= Jelena Silajdžić =

Bosnian producer and human rights activist

Jelena Silajdžić is a film producer, art promoter and human rights activist from Bosnia Herzegovina. She is the co-founder and executive director of Slovo 21, a non-governmental non-profit organization that focuses on the integration of Roma and immigrants in the Czech Republic. In 2000 she was awarded the Nansen Refugee Award in recognition of her work.

== Life ==
Silajdžić studied journalism at the Faculty of Political Sciences of the University of Sarajevo, graduating in 1977. She first worked as a journalist for Oslobođenje newspaper, then became a film producer. After the breakup of Yugoslavia and just before the outbreak of war in Bosnia and Herzegovina, she moved to Prague in 1992. Here she began to devote herself to activities drawing attention to human rights and the integration of Roma and immigrants, and the production of cultural events. In 1999, she founded the non-governmental non-profit organization Slovo 21, which is promotes tolerance and mutual understanding. She also established the Khamoro World Roma Festival.

== Film production ==
Before leaving for Czechoslovakia, she worked for 15 years as a film production company at Forum Sarajevo. She participated in the creation of 20 films, 6 TV series and 150 documentaries.

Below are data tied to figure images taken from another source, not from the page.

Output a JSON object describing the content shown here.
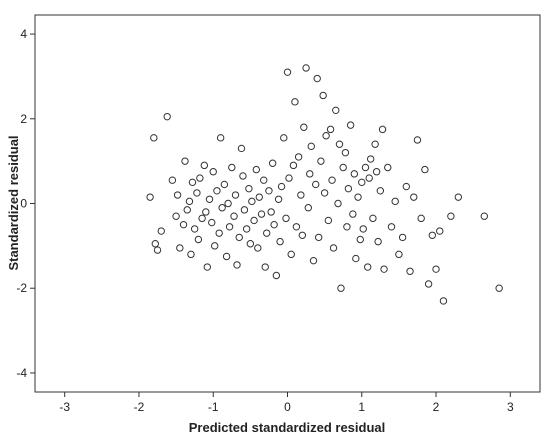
{
  "chart_data": {
    "type": "scatter",
    "xlabel": "Predicted standardized residual",
    "ylabel": "Standardized residual",
    "xlim": [
      -3.4,
      3.4
    ],
    "ylim": [
      -4.45,
      4.45
    ],
    "x_ticks": [
      -3,
      -2,
      -1,
      0,
      1,
      2,
      3
    ],
    "y_ticks": [
      -4,
      -2,
      0,
      2,
      4
    ],
    "x_tick_labels": [
      "-3",
      "-2",
      "-1",
      "0",
      "1",
      "2",
      "3"
    ],
    "y_tick_labels": [
      "-4",
      "-2",
      "0",
      "2",
      "4"
    ],
    "grid": false,
    "marker": "open-circle",
    "marker_color": "#333333",
    "points": [
      [
        -1.85,
        0.15
      ],
      [
        -1.8,
        1.55
      ],
      [
        -1.78,
        -0.95
      ],
      [
        -1.75,
        -1.1
      ],
      [
        -1.7,
        -0.65
      ],
      [
        -1.62,
        2.05
      ],
      [
        -1.55,
        0.55
      ],
      [
        -1.5,
        -0.3
      ],
      [
        -1.48,
        0.2
      ],
      [
        -1.45,
        -1.05
      ],
      [
        -1.4,
        -0.5
      ],
      [
        -1.38,
        1.0
      ],
      [
        -1.35,
        -0.15
      ],
      [
        -1.32,
        0.05
      ],
      [
        -1.3,
        -1.2
      ],
      [
        -1.28,
        0.5
      ],
      [
        -1.25,
        -0.6
      ],
      [
        -1.22,
        0.25
      ],
      [
        -1.2,
        -0.85
      ],
      [
        -1.18,
        0.6
      ],
      [
        -1.15,
        -0.35
      ],
      [
        -1.12,
        0.9
      ],
      [
        -1.1,
        -0.2
      ],
      [
        -1.08,
        -1.5
      ],
      [
        -1.05,
        0.1
      ],
      [
        -1.02,
        -0.45
      ],
      [
        -1.0,
        0.75
      ],
      [
        -0.98,
        -1.0
      ],
      [
        -0.95,
        0.3
      ],
      [
        -0.92,
        -0.7
      ],
      [
        -0.9,
        1.55
      ],
      [
        -0.88,
        -0.1
      ],
      [
        -0.85,
        0.45
      ],
      [
        -0.82,
        -1.25
      ],
      [
        -0.8,
        0.0
      ],
      [
        -0.78,
        -0.55
      ],
      [
        -0.75,
        0.85
      ],
      [
        -0.72,
        -0.3
      ],
      [
        -0.7,
        0.2
      ],
      [
        -0.68,
        -1.45
      ],
      [
        -0.65,
        -0.8
      ],
      [
        -0.62,
        1.3
      ],
      [
        -0.6,
        0.65
      ],
      [
        -0.58,
        -0.15
      ],
      [
        -0.55,
        -0.6
      ],
      [
        -0.52,
        0.35
      ],
      [
        -0.5,
        -0.95
      ],
      [
        -0.48,
        0.05
      ],
      [
        -0.45,
        -0.4
      ],
      [
        -0.42,
        0.8
      ],
      [
        -0.4,
        -1.05
      ],
      [
        -0.38,
        0.15
      ],
      [
        -0.35,
        -0.25
      ],
      [
        -0.32,
        0.55
      ],
      [
        -0.3,
        -1.5
      ],
      [
        -0.28,
        -0.7
      ],
      [
        -0.25,
        0.3
      ],
      [
        -0.22,
        -0.2
      ],
      [
        -0.2,
        0.95
      ],
      [
        -0.18,
        -0.5
      ],
      [
        -0.15,
        -1.7
      ],
      [
        -0.12,
        0.1
      ],
      [
        -0.1,
        -0.9
      ],
      [
        -0.08,
        0.4
      ],
      [
        -0.05,
        1.55
      ],
      [
        -0.02,
        -0.35
      ],
      [
        0.0,
        3.1
      ],
      [
        0.02,
        0.6
      ],
      [
        0.05,
        -1.2
      ],
      [
        0.08,
        0.9
      ],
      [
        0.1,
        2.4
      ],
      [
        0.12,
        -0.55
      ],
      [
        0.15,
        1.1
      ],
      [
        0.18,
        0.2
      ],
      [
        0.2,
        -0.75
      ],
      [
        0.22,
        1.8
      ],
      [
        0.25,
        3.2
      ],
      [
        0.28,
        -0.1
      ],
      [
        0.3,
        0.7
      ],
      [
        0.32,
        1.35
      ],
      [
        0.35,
        -1.35
      ],
      [
        0.38,
        0.45
      ],
      [
        0.4,
        2.95
      ],
      [
        0.42,
        -0.8
      ],
      [
        0.45,
        1.0
      ],
      [
        0.48,
        2.55
      ],
      [
        0.5,
        0.25
      ],
      [
        0.52,
        1.6
      ],
      [
        0.55,
        -0.4
      ],
      [
        0.58,
        1.75
      ],
      [
        0.6,
        0.55
      ],
      [
        0.62,
        -1.05
      ],
      [
        0.65,
        2.2
      ],
      [
        0.68,
        0.0
      ],
      [
        0.7,
        1.4
      ],
      [
        0.72,
        -2.0
      ],
      [
        0.75,
        0.85
      ],
      [
        0.78,
        1.2
      ],
      [
        0.8,
        -0.55
      ],
      [
        0.82,
        0.35
      ],
      [
        0.85,
        1.85
      ],
      [
        0.88,
        -0.25
      ],
      [
        0.9,
        0.7
      ],
      [
        0.92,
        -1.3
      ],
      [
        0.95,
        0.15
      ],
      [
        0.98,
        -0.85
      ],
      [
        1.0,
        0.5
      ],
      [
        1.02,
        -0.6
      ],
      [
        1.05,
        0.85
      ],
      [
        1.08,
        -1.5
      ],
      [
        1.1,
        0.6
      ],
      [
        1.12,
        1.05
      ],
      [
        1.15,
        -0.35
      ],
      [
        1.18,
        1.4
      ],
      [
        1.2,
        0.75
      ],
      [
        1.22,
        -0.9
      ],
      [
        1.25,
        0.3
      ],
      [
        1.28,
        1.75
      ],
      [
        1.3,
        -1.55
      ],
      [
        1.35,
        0.85
      ],
      [
        1.4,
        -0.55
      ],
      [
        1.45,
        0.05
      ],
      [
        1.5,
        -1.2
      ],
      [
        1.55,
        -0.8
      ],
      [
        1.6,
        0.4
      ],
      [
        1.65,
        -1.6
      ],
      [
        1.7,
        0.15
      ],
      [
        1.75,
        1.5
      ],
      [
        1.8,
        -0.35
      ],
      [
        1.85,
        0.8
      ],
      [
        1.9,
        -1.9
      ],
      [
        1.95,
        -0.75
      ],
      [
        2.0,
        -1.55
      ],
      [
        2.05,
        -0.65
      ],
      [
        2.1,
        -2.3
      ],
      [
        2.2,
        -0.3
      ],
      [
        2.3,
        0.15
      ],
      [
        2.65,
        -0.3
      ],
      [
        2.85,
        -2.0
      ]
    ]
  }
}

Among her collaborators was the director Emir Kusturica; in 1988 she participated in the production of his film Time of the Gypsies (Dom za vešanje).

== Awards ==

- In 2000, she received the Nansen Refugee Award for exceptional assistance to refugees from the Balkans.
- In 2000, she received a special thanks from the International Romani Union for her work with the Roma minority.
- In 2021, she received the International Trebbia Awarded.